Institutional sovereignty presents another challenge. Most countries legally mandate NSOs to coordinate national statistical systems, but this does not translate into the authority to govern the wider data ecosystem. This gap is particularly consequential in the AI era, when NSOs need to set standards, assess risks and shape how official statistics are accessed by others. In the 2021 survey on implementation of the Cape Town Global Action Plan for
Sustainable Development Data, only 17 per cent of responding countries reported being satisfied with their capacity to coordinate across the data ecosystem. In low- and lower-middle-income countries, the figure was only 8 per cent, suggesting institutional sovereignty remains weakest precisely where stronger coordination, governance and public-interest safeguards are most needed.
Sovereignty is the practical foundation on which countries can engage with AI on their own terms. Yet without control over their own data, sustained domestic financing and institutional authority, NSOs cannot audit AI systems, enforce safeguards or hold technology partners accountable. The result is a widening gap: countries with strong sovereignty will shape AI to serve the public interest, while those without it risk becoming consumers of systems built for someone else’s priorities.
Perception of the capacity of NSO to coordinate with the entire data ecosystem, by income group, 2021
V. The way forward: anchoring official statistics in people, trust and sovereignty
The first decade of SDG monitoring built one of the most significant achievements of the global statistical system: a shared global public good that belongs to every nation. The next phase must ensure this foundation remains both sustainable and governed in the public interest. Doing so will require a renewed vision for official statistics in the AI era, one that is people-centred, trusted and sovereign.
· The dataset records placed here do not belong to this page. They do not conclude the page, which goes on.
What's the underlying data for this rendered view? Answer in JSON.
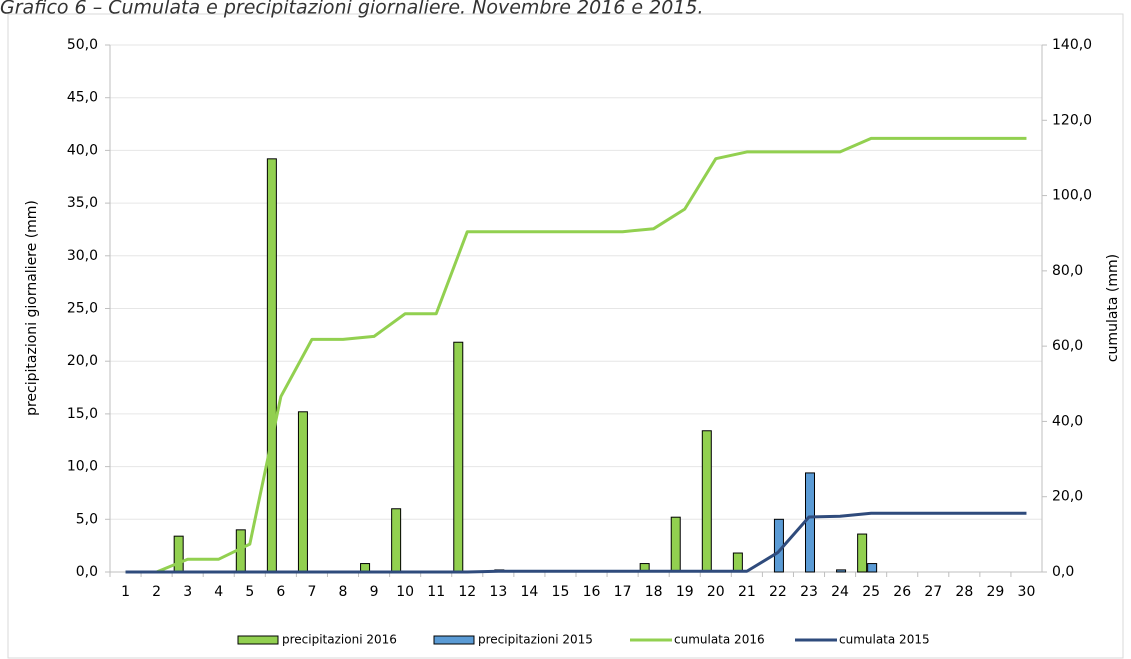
{
  "chart_data": {
    "type": "bar",
    "title": "Grafico 6 – Cumulata e precipitazioni giornaliere. Novembre 2016 e 2015.",
    "y_label": "precipitazioni giornaliere (mm)",
    "y2_label": "cumulata (mm)",
    "categories": [
      "1",
      "2",
      "3",
      "4",
      "5",
      "6",
      "7",
      "8",
      "9",
      "10",
      "11",
      "12",
      "13",
      "14",
      "15",
      "16",
      "17",
      "18",
      "19",
      "20",
      "21",
      "22",
      "23",
      "24",
      "25",
      "26",
      "27",
      "28",
      "29",
      "30"
    ],
    "series": [
      {
        "name": "precipitazioni 2016",
        "type": "bar",
        "color": "#92d050",
        "values": [
          0,
          0,
          3.4,
          0,
          4.0,
          39.2,
          15.2,
          0,
          0.8,
          6.0,
          0,
          21.8,
          0,
          0,
          0,
          0,
          0,
          0.8,
          5.2,
          13.4,
          1.8,
          0,
          0,
          0,
          3.6,
          0,
          0,
          0,
          0,
          0
        ]
      },
      {
        "name": "precipitazioni 2015",
        "type": "bar",
        "color": "#5b9bd5",
        "values": [
          0,
          0,
          0,
          0,
          0,
          0,
          0,
          0,
          0,
          0,
          0,
          0,
          0.2,
          0,
          0,
          0,
          0,
          0,
          0,
          0,
          0,
          5.0,
          9.4,
          0.2,
          0.8,
          0,
          0,
          0,
          0,
          0
        ]
      },
      {
        "name": "cumulata 2016",
        "type": "line",
        "axis": "y2",
        "color": "#92d050",
        "values": [
          0,
          0,
          3.4,
          3.4,
          7.4,
          46.6,
          61.8,
          61.8,
          62.6,
          68.6,
          68.6,
          90.4,
          90.4,
          90.4,
          90.4,
          90.4,
          90.4,
          91.2,
          96.4,
          109.8,
          111.6,
          111.6,
          111.6,
          111.6,
          115.2,
          115.2,
          115.2,
          115.2,
          115.2,
          115.2
        ]
      },
      {
        "name": "cumulata 2015",
        "type": "line",
        "axis": "y2",
        "color": "#2f4b7c",
        "values": [
          0,
          0,
          0,
          0,
          0,
          0,
          0,
          0,
          0,
          0,
          0,
          0,
          0.2,
          0.2,
          0.2,
          0.2,
          0.2,
          0.2,
          0.2,
          0.2,
          0.2,
          5.2,
          14.6,
          14.8,
          15.6,
          15.6,
          15.6,
          15.6,
          15.6,
          15.6
        ]
      }
    ],
    "ylim": [
      0,
      50
    ],
    "yticks": [
      {
        "value": 0,
        "label": "0,0"
      },
      {
        "value": 5,
        "label": "5,0"
      },
      {
        "value": 10,
        "label": "10,0"
      },
      {
        "value": 15,
        "label": "15,0"
      },
      {
        "value": 20,
        "label": "20,0"
      },
      {
        "value": 25,
        "label": "25,0"
      },
      {
        "value": 30,
        "label": "30,0"
      },
      {
        "value": 35,
        "label": "35,0"
      },
      {
        "value": 40,
        "label": "40,0"
      },
      {
        "value": 45,
        "label": "45,0"
      },
      {
        "value": 50,
        "label": "50,0"
      }
    ],
    "y2lim": [
      0,
      140
    ],
    "y2ticks": [
      {
        "value": 0,
        "label": "0,0"
      },
      {
        "value": 20,
        "label": "20,0"
      },
      {
        "value": 40,
        "label": "40,0"
      },
      {
        "value": 60,
        "label": "60,0"
      },
      {
        "value": 80,
        "label": "80,0"
      },
      {
        "value": 100,
        "label": "100,0"
      },
      {
        "value": 120,
        "label": "120,0"
      },
      {
        "value": 140,
        "label": "140,0"
      }
    ],
    "grid": true,
    "legend": "bottom"
  }
}
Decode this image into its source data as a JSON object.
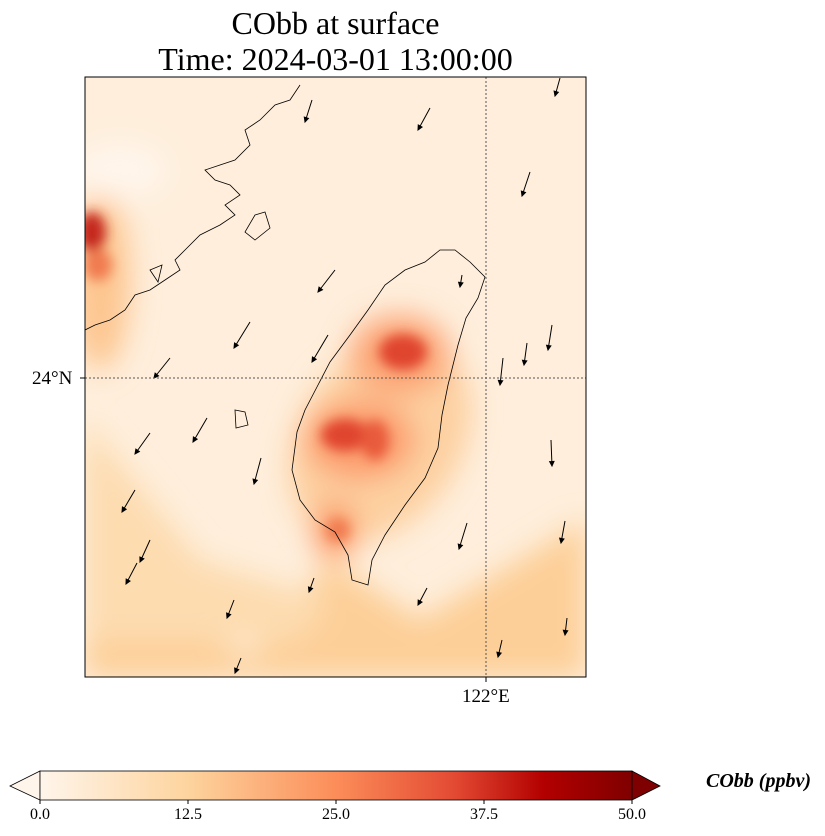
{
  "title": {
    "line1": "CObb at surface",
    "line2": "Time: 2024-03-01 13:00:00"
  },
  "axes": {
    "lat_label": "24°N",
    "lon_label": "122°E"
  },
  "colorbar": {
    "label": "CObb (ppbv)",
    "ticks": [
      "0.0",
      "12.5",
      "25.0",
      "37.5",
      "50.0"
    ],
    "min": 0,
    "max": 50,
    "colors": [
      "#fff5eb",
      "#fdd49e",
      "#fc8d59",
      "#e34a33",
      "#b30000",
      "#7f0000"
    ]
  }
}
Realizing that vision requires action on three fronts simultaneously. It starts with investing in data systems that reflect population diversity, are meaningfully disaggregated to track inequalities and keep communities – not algorithms – at the centre of decisions. Next, it is imperative to hold AI adoption to the transparency and accountability standards that official statistics have long upheld, ensuring that innovation strengthens, not erodes, the credibility NSOs have spent decades building. Finally, NSOs must have an institutional say in governing the wider data ecosystem and the sustained domestic funding to act on it, so that countries can engage with AI as architects of their own data future.
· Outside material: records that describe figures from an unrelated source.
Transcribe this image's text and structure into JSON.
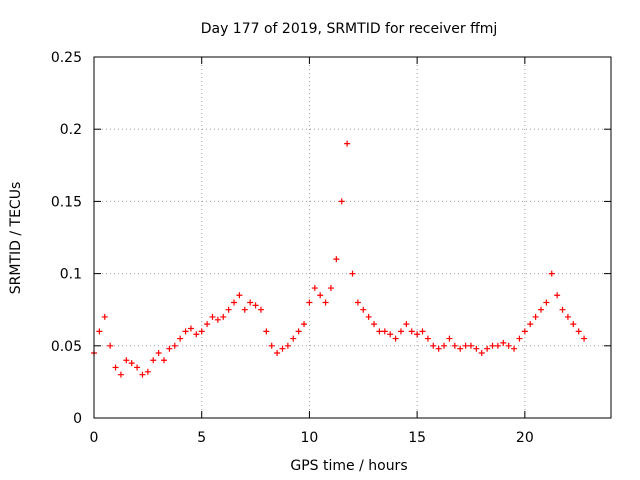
{
  "chart_data": {
    "type": "scatter",
    "title": "Day 177 of 2019, SRMTID for receiver ffmj",
    "xlabel": "GPS time / hours",
    "ylabel": "SRMTID / TECUs",
    "xlim": [
      0,
      24
    ],
    "ylim": [
      0,
      0.25
    ],
    "xticks": [
      0,
      5,
      10,
      15,
      20
    ],
    "xtick_labels": [
      "0",
      "5",
      "10",
      "15",
      "20"
    ],
    "yticks": [
      0,
      0.05,
      0.1,
      0.15,
      0.2,
      0.25
    ],
    "ytick_labels": [
      "0",
      "0.05",
      "0.1",
      "0.15",
      "0.2",
      "0.25"
    ],
    "grid": true,
    "marker": "+",
    "series": [
      {
        "name": "SRMTID",
        "color": "#ff0000",
        "x": [
          0.0,
          0.25,
          0.5,
          0.75,
          1.0,
          1.25,
          1.5,
          1.75,
          2.0,
          2.25,
          2.5,
          2.75,
          3.0,
          3.25,
          3.5,
          3.75,
          4.0,
          4.25,
          4.5,
          4.75,
          5.0,
          5.25,
          5.5,
          5.75,
          6.0,
          6.25,
          6.5,
          6.75,
          7.0,
          7.25,
          7.5,
          7.75,
          8.0,
          8.25,
          8.5,
          8.75,
          9.0,
          9.25,
          9.5,
          9.75,
          10.0,
          10.25,
          10.5,
          10.75,
          11.0,
          11.25,
          11.5,
          11.75,
          12.0,
          12.25,
          12.5,
          12.75,
          13.0,
          13.25,
          13.5,
          13.75,
          14.0,
          14.25,
          14.5,
          14.75,
          15.0,
          15.25,
          15.5,
          15.75,
          16.0,
          16.25,
          16.5,
          16.75,
          17.0,
          17.25,
          17.5,
          17.75,
          18.0,
          18.25,
          18.5,
          18.75,
          19.0,
          19.25,
          19.5,
          19.75,
          20.0,
          20.25,
          20.5,
          20.75,
          21.0,
          21.25,
          21.5,
          21.75,
          22.0,
          22.25,
          22.5,
          22.75
        ],
        "y": [
          0.045,
          0.06,
          0.07,
          0.05,
          0.035,
          0.03,
          0.04,
          0.038,
          0.035,
          0.03,
          0.032,
          0.04,
          0.045,
          0.04,
          0.048,
          0.05,
          0.055,
          0.06,
          0.062,
          0.058,
          0.06,
          0.065,
          0.07,
          0.068,
          0.07,
          0.075,
          0.08,
          0.085,
          0.075,
          0.08,
          0.078,
          0.075,
          0.06,
          0.05,
          0.045,
          0.048,
          0.05,
          0.055,
          0.06,
          0.065,
          0.08,
          0.09,
          0.085,
          0.08,
          0.09,
          0.11,
          0.15,
          0.19,
          0.1,
          0.08,
          0.075,
          0.07,
          0.065,
          0.06,
          0.06,
          0.058,
          0.055,
          0.06,
          0.065,
          0.06,
          0.058,
          0.06,
          0.055,
          0.05,
          0.048,
          0.05,
          0.055,
          0.05,
          0.048,
          0.05,
          0.05,
          0.048,
          0.045,
          0.048,
          0.05,
          0.05,
          0.052,
          0.05,
          0.048,
          0.055,
          0.06,
          0.065,
          0.07,
          0.075,
          0.08,
          0.1,
          0.085,
          0.075,
          0.07,
          0.065,
          0.06,
          0.055
        ]
      }
    ]
  }
}
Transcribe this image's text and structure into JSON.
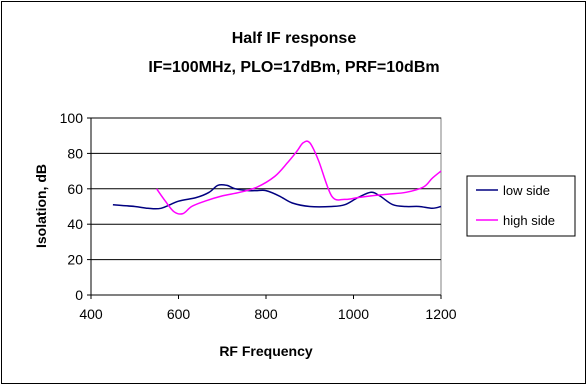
{
  "chart_data": {
    "type": "line",
    "title": "Half IF response",
    "subtitle": "IF=100MHz, PLO=17dBm, PRF=10dBm",
    "xlabel": "RF Frequency",
    "ylabel": "Isolation, dB",
    "xlim": [
      400,
      1200
    ],
    "ylim": [
      0,
      100
    ],
    "xticks": [
      400,
      600,
      800,
      1000,
      1200
    ],
    "yticks": [
      0,
      20,
      40,
      60,
      80,
      100
    ],
    "grid": "horizontal",
    "legend_position": "right",
    "series": [
      {
        "name": "low side",
        "color": "#000080",
        "x": [
          450,
          500,
          530,
          560,
          600,
          640,
          670,
          690,
          710,
          730,
          760,
          780,
          800,
          830,
          860,
          900,
          950,
          980,
          1010,
          1040,
          1060,
          1090,
          1120,
          1150,
          1180,
          1200
        ],
        "y": [
          51,
          50,
          49,
          49,
          53,
          55,
          58,
          62,
          62,
          60,
          59,
          59,
          59,
          56,
          52,
          50,
          50,
          51,
          55,
          58,
          56,
          51,
          50,
          50,
          49,
          50
        ]
      },
      {
        "name": "high side",
        "color": "#FF00FF",
        "x": [
          550,
          570,
          590,
          610,
          630,
          660,
          700,
          740,
          780,
          820,
          850,
          870,
          885,
          900,
          920,
          950,
          980,
          1010,
          1040,
          1080,
          1120,
          1160,
          1180,
          1200
        ],
        "y": [
          60,
          53,
          47,
          46,
          50,
          53,
          56,
          58,
          61,
          67,
          75,
          81,
          86,
          86,
          76,
          56,
          54,
          55,
          56,
          57,
          58,
          61,
          66,
          70
        ]
      }
    ]
  }
}
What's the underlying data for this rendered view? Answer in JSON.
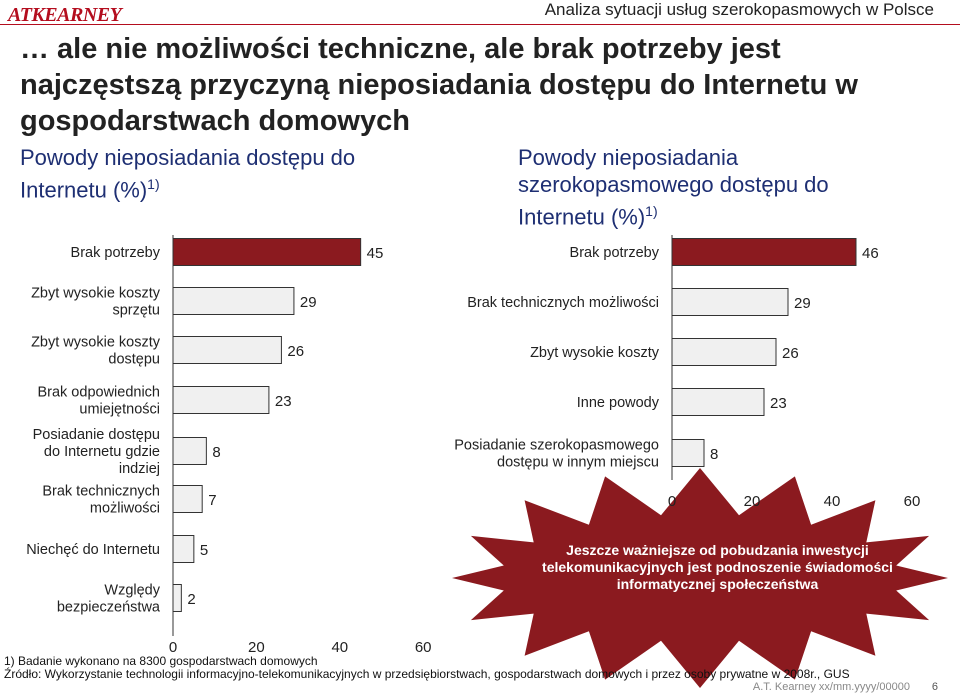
{
  "header": {
    "logo": "ATKEARNEY",
    "title": "Analiza sytuacji usług szerokopasmowych w Polsce"
  },
  "main_title": "… ale nie możliwości techniczne, ale brak potrzeby jest najczęstszą przyczyną nieposiadania dostępu do Internetu w gospodarstwach domowych",
  "left_chart_title": "Powody nieposiadania dostępu do Internetu (%)",
  "left_chart_title_sup": "1)",
  "right_chart_title": "Powody nieposiadania szerokopasmowego dostępu do Internetu (%)",
  "right_chart_title_sup": "1)",
  "callout": "Jeszcze ważniejsze od pobudzania inwestycji telekomunikacyjnych jest podnoszenie świadomości informatycznej społeczeństwa",
  "footnotes": {
    "note1": "1) Badanie wykonano na 8300 gospodarstwach domowych",
    "source": "Źródło: Wykorzystanie technologii informacyjno-telekomunikacyjnych w przedsiębiorstwach, gospodarstwach domowych i przez osoby prywatne w 2008r., GUS",
    "ref": "A.T. Kearney xx/mm.yyyy/00000",
    "page": "6"
  },
  "colors": {
    "highlight_bar": "#8b1a1f",
    "plain_bar": "#f0f0f0",
    "bar_stroke": "#333333",
    "title_blue": "#1e2f73",
    "burst": "#8b1a1f"
  },
  "chart_data": [
    {
      "type": "bar",
      "orientation": "horizontal",
      "title": "Powody nieposiadania dostępu do Internetu (%)",
      "categories": [
        "Brak potrzeby",
        "Zbyt wysokie koszty sprzętu",
        "Zbyt wysokie koszty dostępu",
        "Brak odpowiednich umiejętności",
        "Posiadanie dostępu do Internetu gdzie indziej",
        "Brak technicznych możliwości",
        "Niechęć do Internetu",
        "Względy bezpieczeństwa"
      ],
      "values": [
        45,
        29,
        26,
        23,
        8,
        7,
        5,
        2
      ],
      "highlight": [
        true,
        false,
        false,
        false,
        false,
        false,
        false,
        false
      ],
      "xlim": [
        0,
        60
      ],
      "xticks": [
        0,
        20,
        40,
        60
      ]
    },
    {
      "type": "bar",
      "orientation": "horizontal",
      "title": "Powody nieposiadania szerokopasmowego dostępu do Internetu (%)",
      "categories": [
        "Brak potrzeby",
        "Brak technicznych możliwości",
        "Zbyt wysokie koszty",
        "Inne powody",
        "Posiadanie szerokopasmowego dostępu w innym miejscu"
      ],
      "values": [
        46,
        29,
        26,
        23,
        8
      ],
      "highlight": [
        true,
        false,
        false,
        false,
        false
      ],
      "xlim": [
        0,
        60
      ],
      "xticks": [
        0,
        20,
        40,
        60
      ]
    }
  ]
}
None of this departs from the fundamental principles of official statistics. Impartiality, transparency, professional independence, methodological accountability and public access are not relics of a pre-digital era. If anything, they are more relevant in the AI era, not less. What is needed is not a new normative framework but the capacity, financing and political will to apply the existing one. Renewing official statistics beyond 2030 means applying these values not only to how data are produced but to how AI systems and other innovations are adopted, how data ecosystems are coordinated and how the benefits of innovation are shared.